Re: gnome desktop integration library



On Tue, 2006-09-05 at 19:33 -0400, Havoc Pennington wrote:
> Hi,
> 
> Rodrigo Moya wrote:
> > panel applets, interaction with the panel, screensaver, etc, etc, are
> > not things that can go into GTK. If they can, then let's put them in
> > GTK, but so far it seems they can't.
> 
> You're just taking this for granted. It's not like there's some a priori 
> definition of "stuff that can go in gtk" - the single platform (call it 
> gtk) should have whatever makes sense to have in there. Which is 
> anything that a general-purpose GUI desktop app would typically want to do.
> 
> I think "write a panel applet" should be its own lib because that's not 
> something most apps want to do, but it is a well-defined thing that a 
> specific kind of app wants to do. So it's an optional platform component 
> and it's clear when you want it.
> 
> I see nothing wrong with a gtk_get_screensaver_is_active() function. 
> Lots of apps need that, why would gtk be against this?
>
because of the D-BUS dependency?

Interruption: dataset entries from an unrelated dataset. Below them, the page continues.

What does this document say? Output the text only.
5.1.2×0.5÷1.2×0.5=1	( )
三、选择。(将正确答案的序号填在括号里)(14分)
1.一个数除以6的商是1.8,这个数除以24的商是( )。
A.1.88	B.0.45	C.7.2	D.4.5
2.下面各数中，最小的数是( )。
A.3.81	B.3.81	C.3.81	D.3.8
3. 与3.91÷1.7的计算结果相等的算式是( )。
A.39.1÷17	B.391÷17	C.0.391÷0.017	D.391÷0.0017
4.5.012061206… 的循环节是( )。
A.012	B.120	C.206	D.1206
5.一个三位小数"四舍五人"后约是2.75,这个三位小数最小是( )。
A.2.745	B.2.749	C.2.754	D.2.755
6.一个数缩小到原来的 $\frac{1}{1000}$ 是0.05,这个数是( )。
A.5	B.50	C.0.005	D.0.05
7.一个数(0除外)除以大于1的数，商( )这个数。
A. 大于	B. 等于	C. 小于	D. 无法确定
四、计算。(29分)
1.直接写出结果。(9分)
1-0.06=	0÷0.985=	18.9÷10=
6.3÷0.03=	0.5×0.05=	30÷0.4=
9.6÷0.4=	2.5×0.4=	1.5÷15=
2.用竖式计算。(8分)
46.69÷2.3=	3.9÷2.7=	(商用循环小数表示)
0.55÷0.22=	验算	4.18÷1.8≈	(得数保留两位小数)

It makes sense to have, as you
mentioned, screensaver stuff in GTK, but the problem is the same as with
GConf. Until GTK can depend on GConf, gnome-vfs, D-BUS, etc, we'll need
a place to put all the stuff that depends on that and which is used to
talk to GNOME desktop components.

> > as more and more apps use D-BUS for desktop services, and since GTK
> > can't depend on D-BUS, we need a high level place to put those things,
> > instead of the current way of having lots of small libraries
> 
> Why can't gtk depend on dbus? How do those reasons not apply to libgnome?
> 
> I don't know, I'm asking. But there's no reason to just make an 
> assumption up front that gtk can't depend on dbus, or that gnome should.
> 
it's not an assumption, I've heard it many times. If I'm wrong, then
please let me know so that I change the plan to put all this into
GTK/glib rather than in a high-level library.

> > you are thinking about libgnome/ui, which have been a trash bin for
> > stuff not accepted in other lower level libraries, but as I said before,
> > this high level lib would contain things specific to GNOME (like talking
> > to desktop services) that are not general-purpose and cross-platform
> > enough for being in GTK.
> 
> If the lib is for not-cross-platform not-general-purpose APIs, then I'd 
> suggest calling it something related to that, or calling it some 
> meaningless name and describing it as that...
> 
but if the lib is for 'integration into the GNOME desktop', why would we
call it something related to its non-cross-platform or generic?

> but how many app developers, given an honest description of a lib as 
> "unportable special-purpose APIs," will choose to use this lib? And is 
> there any way to limit how big such a lib gets? There are an awful lot 
> of unportable special-purpose APIs in the world ;-)
> 
again, I think you are thinking about this lib like a place to put
things like what there is now in libgnome/ui. And no, this is not my
intention at all. My idea is to put interfaces to GNOME services
(screensaver, panel, etc), and policy-related implementations (lockdown,
for instance, as JP said in a previous mail) and any other thing that
might come up in the future.

> > right, GnomeLabel (or any similar "crappy" widget) won't be at all in
> > the library I am proposing.
> 
> But why not? The question is what is the definition of this library. 
> GnomeLabel was probably special-purpose and unportable ;-) I bet it also 
> offered tighter GNOME integration.
> 
I think you are not getting my point, the idea of this lib is not to
have non-cross-platform, unportable stuff, it is to provide a single
point for developers to use the GNOME components from their apps. That
is, instead of saying "use gnome-desktop for reading .desktop files,
gnome-menus for reading dirs with .desktop files, libpanel if you want
to talk to the panel, libgnome-settings-daemon if you want to
communicate with the settings daemon, xxx to do xxx, etc, etc", we would
say "use libwhatever to use public GNOME components' interfaces"

I hope my explanation was better this time.